Advancing Astronomy With Statistics
When Dan Foreman-Mackey started his career as an astronomer, he knew he wanted to take a different approach to research. He was interested in the technical side of astronomy, particularly statistics and the role it could play in the field.
Today, as a research scientist at the Flatiron Institute’s Center for Computational Astrophysics (CCA), he uses statistical techniques to help astronomers make new discoveries. With one foot in each field, he serves as a liaison between computational science and astronomy, translating fundamental statistical methods into code that can be used to study exoplanets — planets that orbit stars other than our sun.
Foreman-Mackey was previously an associate research scientist at the CCA. Prior to joining the Flatiron Institute, he worked as a Sagan postdoctoral fellow at the University of Washington. He earned a doctorate in physics at New York University, a master’s in physics at Queen’s University in Canada, and a bachelor’s in physics at McGill University.
Foreman-Mackey recently spoke with the Simons Foundation about his work and its applications. The conversation has been edited for clarity.
What is the focus of your work at the CCA?
I develop software infrastructure to support astronomy research. A lot of my time is spent thinking about how to build tools that can make astronomers’ work easier. These tools are generally for data analysis. My goal is to help astronomers best use the observational data they’ve collected so that they can extract the most information out of it in a statistically rigorous way.
Lately, I’ve been focusing on applications for exoplanet data, such as ways to discover new exoplanets or ways to characterize the atmospheres of the ones we know about. Astronomers have been trying to understand the compositions of the atmospheres of other planets, particularly through identifying individual molecules, such as ones that might indicate whether the planet could be hospitable for life. Traditionally, that’s been an extremely hard measurement to make because exoplanets are far away, small and very faint. Observations are getting better, but even with extremely high-quality data, those measurements still tend to be quite small. This means it’s hard to tell whether a signal is just some instrumental effect or actually an observation of a specific molecule.
I’ve been excited about trying to bring some of my statistical expertise to this problem. In particular, I have been focusing on ways to make robust statistical claims about how believable a certain result is — essentially creating tools that allow astronomers to reliably distinguish between what is a signal and what is noise.

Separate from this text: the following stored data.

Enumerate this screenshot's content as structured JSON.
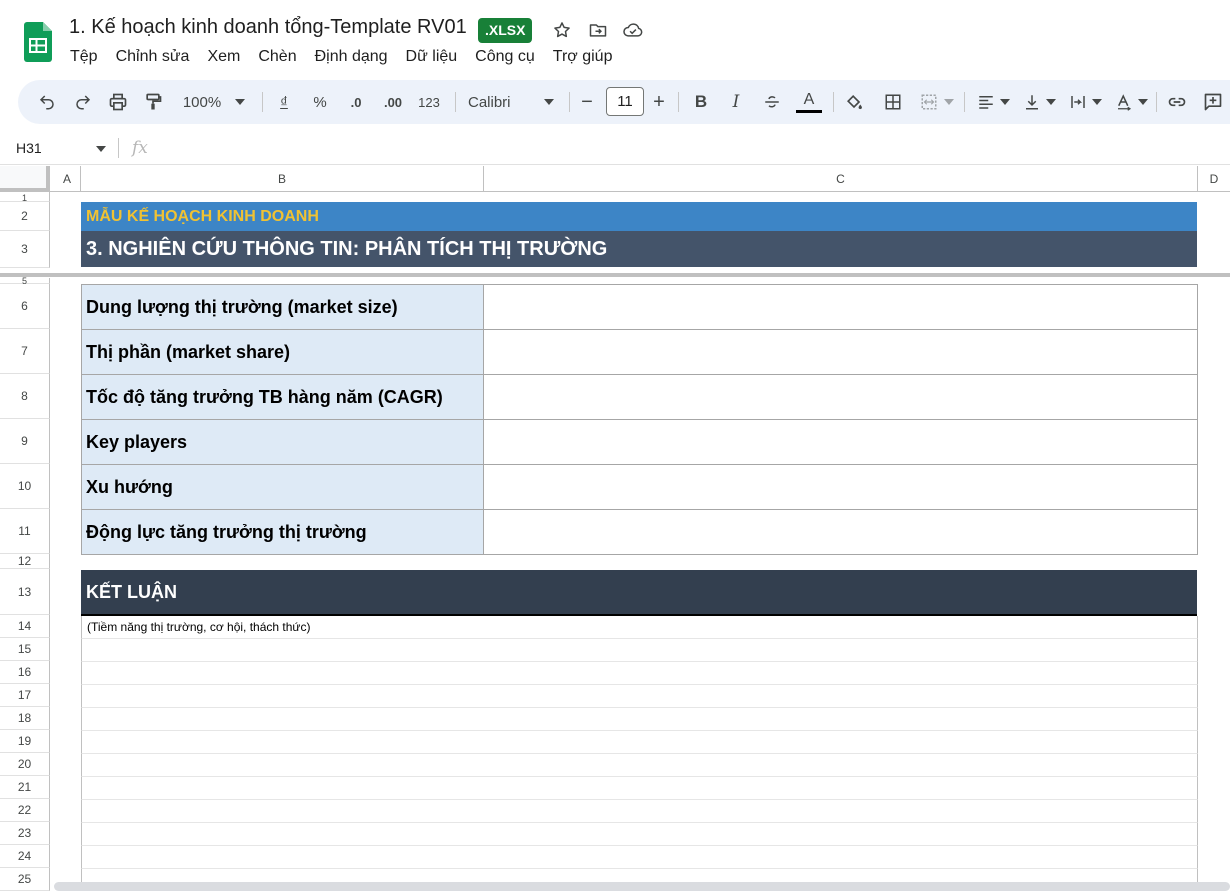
{
  "header": {
    "title": "1. Kế hoạch kinh doanh tổng-Template RV01",
    "badge": ".XLSX",
    "icons": [
      "star-icon",
      "move-to-folder-icon",
      "cloud-saved-icon"
    ]
  },
  "menu": [
    "Tệp",
    "Chỉnh sửa",
    "Xem",
    "Chèn",
    "Định dạng",
    "Dữ liệu",
    "Công cụ",
    "Trợ giúp"
  ],
  "toolbar": {
    "zoom": "100%",
    "currency_symbol": "₫",
    "percent_symbol": "%",
    "decrease_decimal": ".0",
    "increase_decimal": ".00",
    "number_format": "123",
    "font_family": "Calibri",
    "font_size": "11",
    "bold": "B",
    "italic": "I",
    "text_color_letter": "A"
  },
  "formula_bar": {
    "cell_ref": "H31",
    "fx": "fx",
    "value": ""
  },
  "columns": [
    "A",
    "B",
    "C",
    "D"
  ],
  "rows_visible": [
    "1",
    "2",
    "3",
    "5",
    "6",
    "7",
    "8",
    "9",
    "10",
    "11",
    "12",
    "13",
    "14",
    "15",
    "16",
    "17",
    "18",
    "19",
    "20",
    "21",
    "22",
    "23",
    "24",
    "25"
  ],
  "sheet": {
    "template_title": "MẪU KẾ HOẠCH KINH DOANH",
    "section_title": "3. NGHIÊN CỨU THÔNG TIN: PHÂN TÍCH THỊ TRƯỜNG",
    "metrics": [
      {
        "row": "6",
        "label": "Dung lượng thị trường (market size)",
        "value": ""
      },
      {
        "row": "7",
        "label": "Thị phần (market share)",
        "value": ""
      },
      {
        "row": "8",
        "label": "Tốc độ tăng trưởng TB hàng năm (CAGR)",
        "value": ""
      },
      {
        "row": "9",
        "label": "Key players",
        "value": ""
      },
      {
        "row": "10",
        "label": "Xu hướng",
        "value": ""
      },
      {
        "row": "11",
        "label": "Động lực tăng trưởng thị trường",
        "value": ""
      }
    ],
    "conclusion_title": "KẾT LUẬN",
    "conclusion_note": "(Tiềm năng thị trường, cơ hội, thách thức)"
  },
  "colors": {
    "badge_green": "#188038",
    "banner_blue": "#3d85c6",
    "banner_gold_text": "#f1c232",
    "banner_dark": "#44546a",
    "conclusion_dark": "#333f4f",
    "label_fill": "#deeaf6",
    "toolbar_bg": "#edf2fa"
  }
}
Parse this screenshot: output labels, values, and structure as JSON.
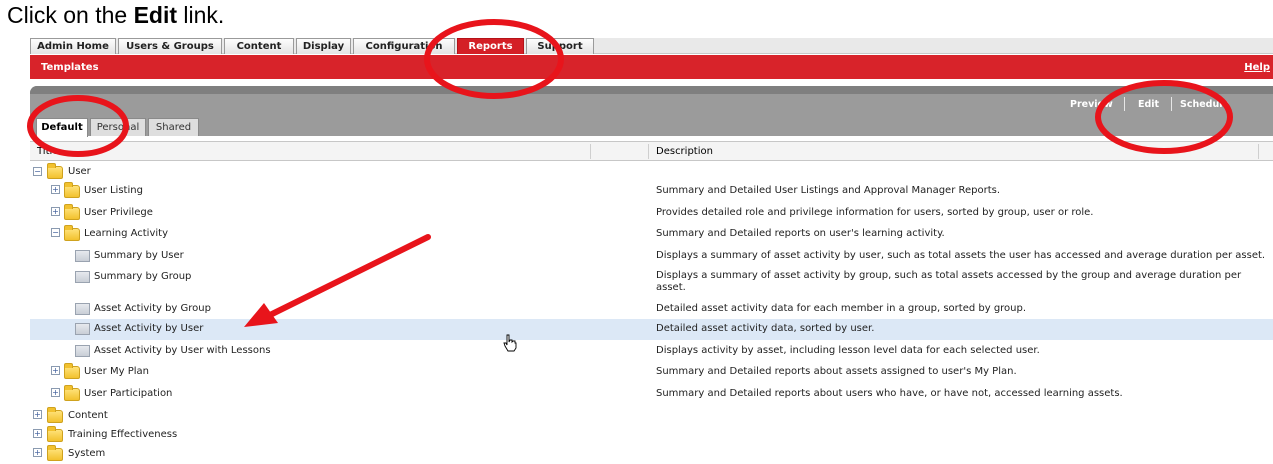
{
  "instruction": {
    "prefix": "Click on the ",
    "bold": "Edit",
    "suffix": " link."
  },
  "top_tabs": [
    "Admin Home",
    "Users & Groups",
    "Content",
    "Display",
    "Configuration",
    "Reports",
    "Support"
  ],
  "active_top_tab": "Reports",
  "section": {
    "title": "Templates",
    "help": "Help"
  },
  "actions": [
    "Preview",
    "Edit",
    "Schedule"
  ],
  "sub_tabs": [
    "Default",
    "Personal",
    "Shared"
  ],
  "active_sub_tab": "Default",
  "columns": {
    "title": "Title",
    "description": "Description"
  },
  "rows": [
    {
      "title": "User",
      "description": "",
      "type": "folder",
      "expanded": true
    },
    {
      "title": "User Listing",
      "description": "Summary and Detailed User Listings and Approval Manager Reports.",
      "type": "folder",
      "expanded": false
    },
    {
      "title": "User Privilege",
      "description": "Provides detailed role and privilege information for users, sorted by group, user or role.",
      "type": "folder",
      "expanded": false
    },
    {
      "title": "Learning Activity",
      "description": "Summary and Detailed reports on user's learning activity.",
      "type": "folder",
      "expanded": true
    },
    {
      "title": "Summary by User",
      "description": "Displays a summary of asset activity by user, such as total assets the user has accessed and average duration per asset.",
      "type": "report"
    },
    {
      "title": "Summary by Group",
      "description": "Displays a summary of asset activity by group, such as total assets accessed by the group and average duration per asset.",
      "type": "report"
    },
    {
      "title": "Asset Activity by Group",
      "description": "Detailed asset activity data for each member in a group, sorted by group.",
      "type": "report"
    },
    {
      "title": "Asset Activity by User",
      "description": "Detailed asset activity data, sorted by user.",
      "type": "report",
      "selected": true
    },
    {
      "title": "Asset Activity by User with Lessons",
      "description": "Displays activity by asset, including lesson level data for each selected user.",
      "type": "report"
    },
    {
      "title": "User My Plan",
      "description": "Summary and Detailed reports about assets assigned to user's My Plan.",
      "type": "folder",
      "expanded": false
    },
    {
      "title": "User Participation",
      "description": "Summary and Detailed reports about users who have, or have not, accessed learning assets.",
      "type": "folder",
      "expanded": false
    },
    {
      "title": "Content",
      "description": "",
      "type": "folder",
      "expanded": false
    },
    {
      "title": "Training Effectiveness",
      "description": "",
      "type": "folder",
      "expanded": false
    },
    {
      "title": "System",
      "description": "",
      "type": "folder",
      "expanded": false
    }
  ],
  "colors": {
    "brand_red": "#d8232a",
    "selected_row": "#dce8f6",
    "annotation_red": "#e8141b",
    "panel_gray": "#9b9b9b"
  },
  "icons": {
    "expand": "plus-box-icon",
    "collapse": "minus-box-icon",
    "folder": "folder-icon",
    "report": "report-icon",
    "cursor": "hand-pointer-icon"
  }
}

How are you able to distinguish this?
We’re working with datasets of wavelengths of light seen as a planet passes in front of a star. When the planet crosses in front of the star, there’s a dip in light since the planet is blocking part of the starlight, and scientists can track that dip. With these datasets, astronomers can measure the effective size of the planet at different wavelengths. If the atmosphere is full of, say, nitrogen, there will be less light detected at the wavelengths nitrogen absorbs. In that case, we would expect the planet to look effectively larger at those wavelengths. We’re trying to measure these minute changes in the visible size of these planets as they transit to identify the molecules that might be present in an atmosphere.
However, there are lots of different things that can affect the effective size. For example, there can be instrumental effects, such as changes in the detector’s temperature or the focus and alignment of the instrument. Different viewing factors — like the orbital period or the angle at which you’re viewing the planetary system — can also affect what you’re seeing. This makes data analysis a high-dimensional problem, meaning there are lots of parameters you have to sort out to get out the information you’re interested in. Some of these parameters are correlated, which makes understanding them an even greater challenge.
Working through all the parameters can be extremely computationally expensive, so I’m interested in building tools that make those computations easier. This typically involves writing code that helps tease out these differences using statistical analysis methods, such as Bayesian inference and Markov chain Monte Carlo methods. I try to write computationally efficient codes that can be used with any dataset. This way, they can be useful to astronomers working with data from different telescopes. Interestingly, this work often ends up having applications in other areas outside of exoplanet research.
What other applications has your work had?
One area that really benefits from the progress that we’ve made in exoplanets is the study of stellar astrophysics. If you want to study exoplanets, you also have to understand the stars they orbit. My work is useful for characterizing stellar variability, stellar rotation and different types of stellar activity. Asteroseismology, an approach that uses internal waves to probe the interiors of stars, can also be done with these tools. I’ve even heard about my work being used in agriculture for micro-weather forecasting.
As tools and datasets get better, we can ask harder and more complex questions. Making computational tools faster and more reliable will help us toward this goal. I hope my research enables astronomers to be ambitious with the kinds of questions that they’re asking about the makeup of the cosmos.